Uncle Nick and Mr. Aickman shook hands and dispersed. Mr. Aickman's eyes went to my direction, which made my stomach lurch even harder than when Jonah looked in my direction. He had a piercing stare, Mr. Aickman. I felt as though he could look right through me and know all of my innermost thoughts and intentions.

I sat quietly with Edith for what seemed hours, all the while having an eerie feeling of someone staring at me. Whether it was Mr. Aickman, Jonah, or someone else I did not know. I refused to look in the direction the stare was coming from. Finally, people began to file out of the funeral parlor toward the door. Louisa came into the parlor where Edith and I sat to tell us it was time for the burial.


The light blue sky and crisp autumn sun provided a strange contrast to the morbidity of the occasion. Brother Daniel, the pastor of the church my family attended, was saying a final prayer over my grandmother's casket. I felt hopelessly glum and bit my tongue so as to avoid crying. My mother had forced me to the forefront of the crowd, beside her and behind my younger brother Thomas, so that I was but inches from the gaping hole of the grave. It was as though my mother was trying to force me forward in the hopes the grave would swallow me instead of her mother. If Thomas went with me it would be all the better.

A breeze blew strangely low to the ground, whipping around my stockinged ankles and swirling a stray leaf away to my right. Mr. Aickman and Jonah lurked in the distance beneath a large cedar tree. I watched the leaf scurry and fall next to Jonah's shoe. He looked up, our eyes met, and I looked down. Something about him scared me a little. Jonah was awfully rigid, as he had been earlier, and had a fearful look in his eyes. They were such a startling shade of blue, not a color one was accustomed to seeing in the irises of another person. It fit, I supposed, an unnatural boy having an unnatural eye color. Mr. Aickman appeared oddly relaxed, given his usual austere demeanor, and looked to be perplexed by something only he could see. He was quite creepy, I decided. Everything about him unsettled me, from his old-fashioned beard to his dark, beady eyes to his cold, bony hands. My father had made me shake his hand before leaving the funeral home, and the cold tingle that shot through my body when I clasped Mr. Aickman's hand was one of the most unpleasant things I had ever felt.

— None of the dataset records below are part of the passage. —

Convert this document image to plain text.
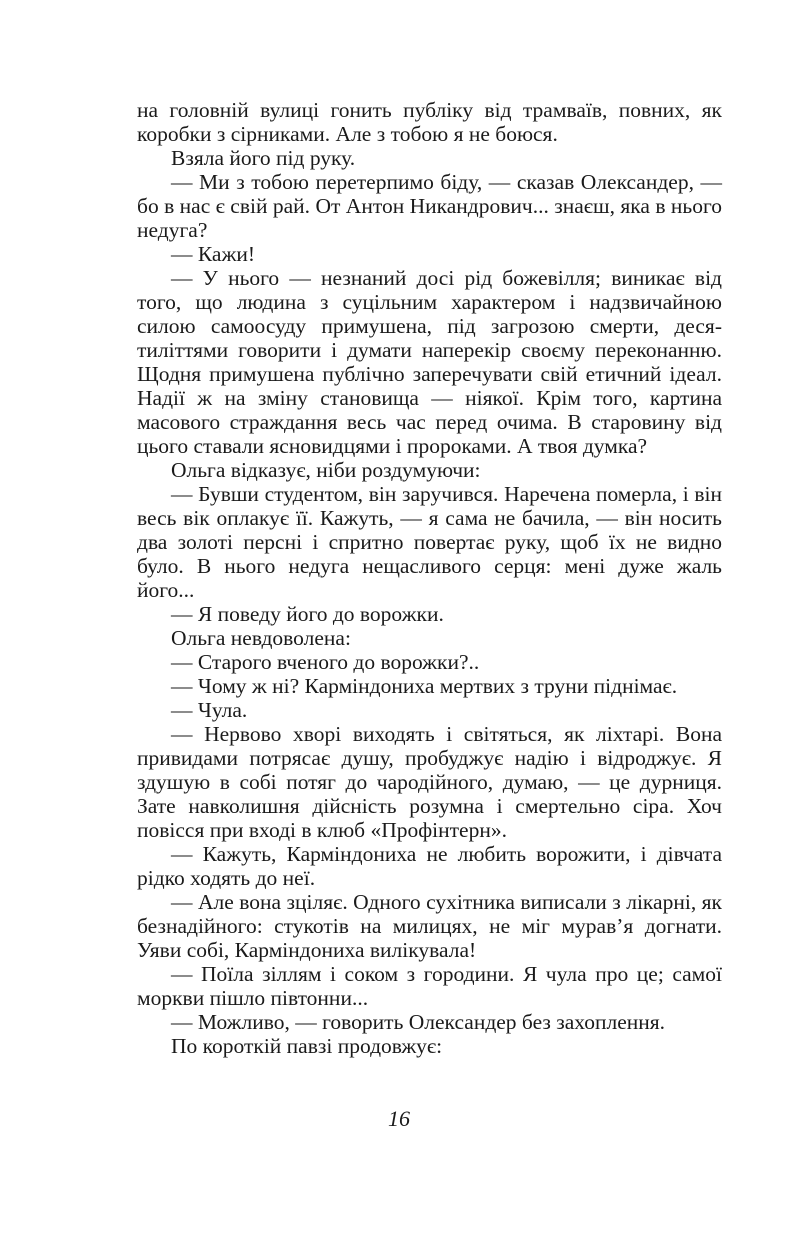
на головній вулиці гонить публіку від трамваїв, повних, як коробки з сірниками. Але з тобою я не боюся.

Взяла його під руку.

— Ми з тобою перетерпимо біду, — сказав Олександер, — бо в нас є свій рай. От Антон Никандрович... знаєш, яка в нього недуга?

— Кажи!

— У нього — незнаний досі рід божевілля; виникає від того, що людина з суцільним характером і надзвичайною силою самоосуду примушена, під загрозою смерти, десятиліттями говорити і думати наперекір своєму переконанню. Щодня примушена публічно заперечувати свій етичний ідеал. Надії ж на зміну становища — ніякої. Крім того, картина масового страждання весь час перед очима. В старовину від цього ставали ясновидцями і пророками. А твоя думка?

Ольга відказує, ніби роздумуючи:

— Бувши студентом, він заручився. Наречена померла, і він весь вік оплакує її. Кажуть, — я сама не бачила, — він носить два золоті персні і спритно повертає руку, щоб їх не видно було. В нього недуга нещасливого серця: мені дуже жаль його...

— Я поведу його до ворожки.

Ольга невдоволена:

— Старого вченого до ворожки?..

— Чому ж ні? Карміндониха мертвих з труни піднімає.

— Чула.

— Нервово хворі виходять і світяться, як ліхтарі. Вона привидами потрясає душу, пробуджує надію і відроджує. Я здушую в собі потяг до чародійного, думаю, — це дурниця. Зате навколишня дійсність розумна і смертельно сіра. Хоч повісся при вході в клюб «Профінтерн».

— Кажуть, Карміндониха не любить ворожити, і дівчата рідко ходять до неї.

— Але вона зціляє. Одного сухітника виписали з лікарні, як безнадійного: стукотів на милицях, не міг мурав’я догнати. Уяви собі, Карміндониха вилікувала!

— Поїла зіллям і соком з городини. Я чула про це; самої моркви пішло півтонни...

— Можливо, — говорить Олександер без захоплення.

По короткій павзі продовжує:

16
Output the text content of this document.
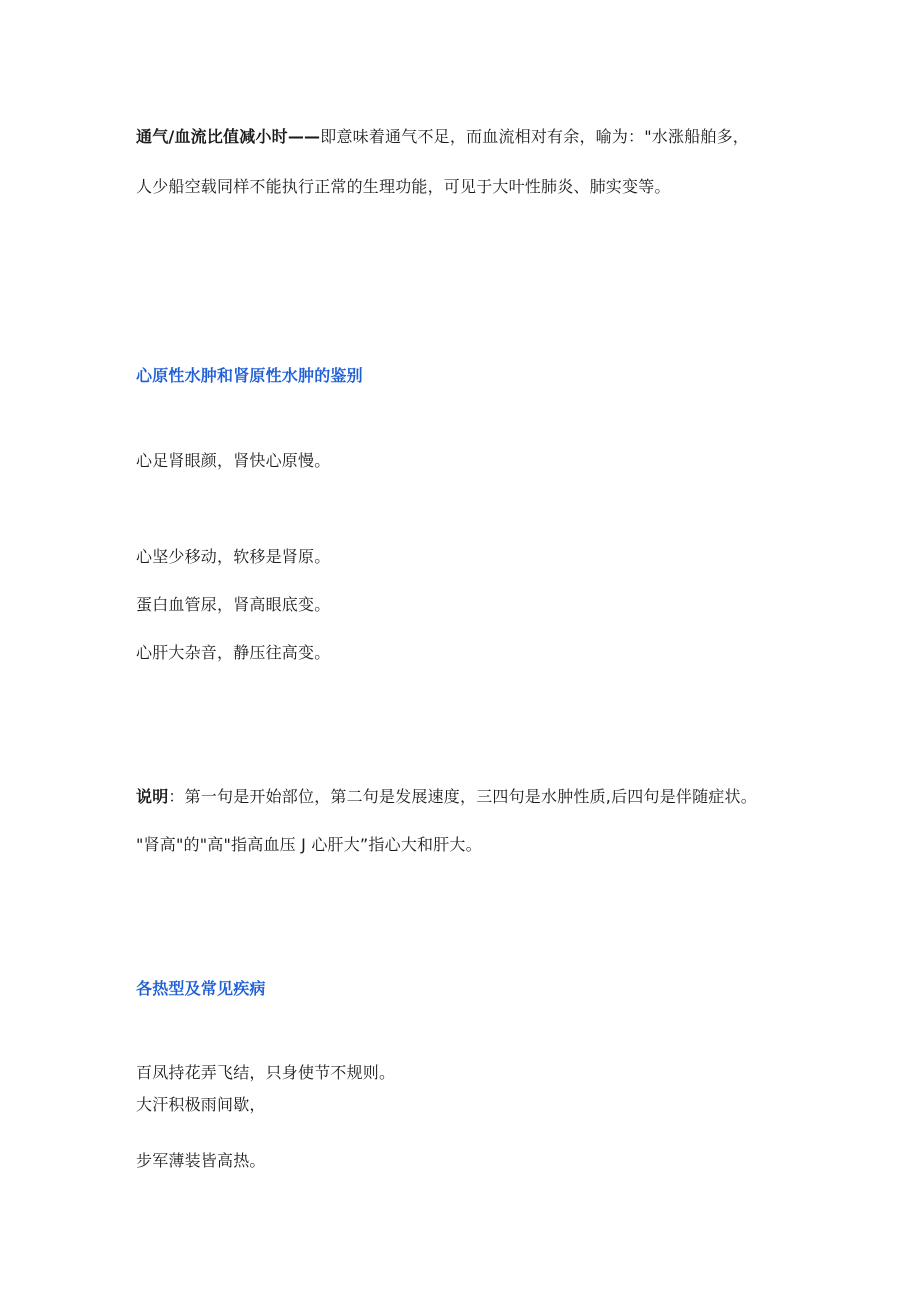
通气/血流比值减小时——即意味着通气不足，而血流相对有余，喻为："水涨船舶多，
人少船空载同样不能执行正常的生理功能，可见于大叶性肺炎、肺实变等。
心原性水肿和肾原性水肿的鉴别
心足肾眼颜，肾快心原慢。
心坚少移动，软移是肾原。
蛋白血管尿，肾高眼底变。
心肝大杂音，静压往高变。
说明：第一句是开始部位，第二句是发展速度，三四句是水肿性质,后四句是伴随症状。
"肾高"的"高"指高血压 J 心肝大”指心大和肝大。
各热型及常见疾病
百凤持花弄飞结，只身使节不规则。
大汗积极雨间歇，
步军薄装皆高热。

"...And now for the family, for the loved ones and friends we ask that there might be a casting of our care upon you to find comfort in the knowledge that our dear sister in Christ is now with You. We ask that you would comfort and strengthen in the days ahead. Help the family and friends to rest and draw strength from You. These things we ask in the name of the King of kings and Lord of lords, Christ our Savior. Amen."

Even before Brother Daniel finished the prayer, my gaze was drawn back to the cedar tree. I was slightly startled by what I saw. Mr. Aickman and Jonah were gone.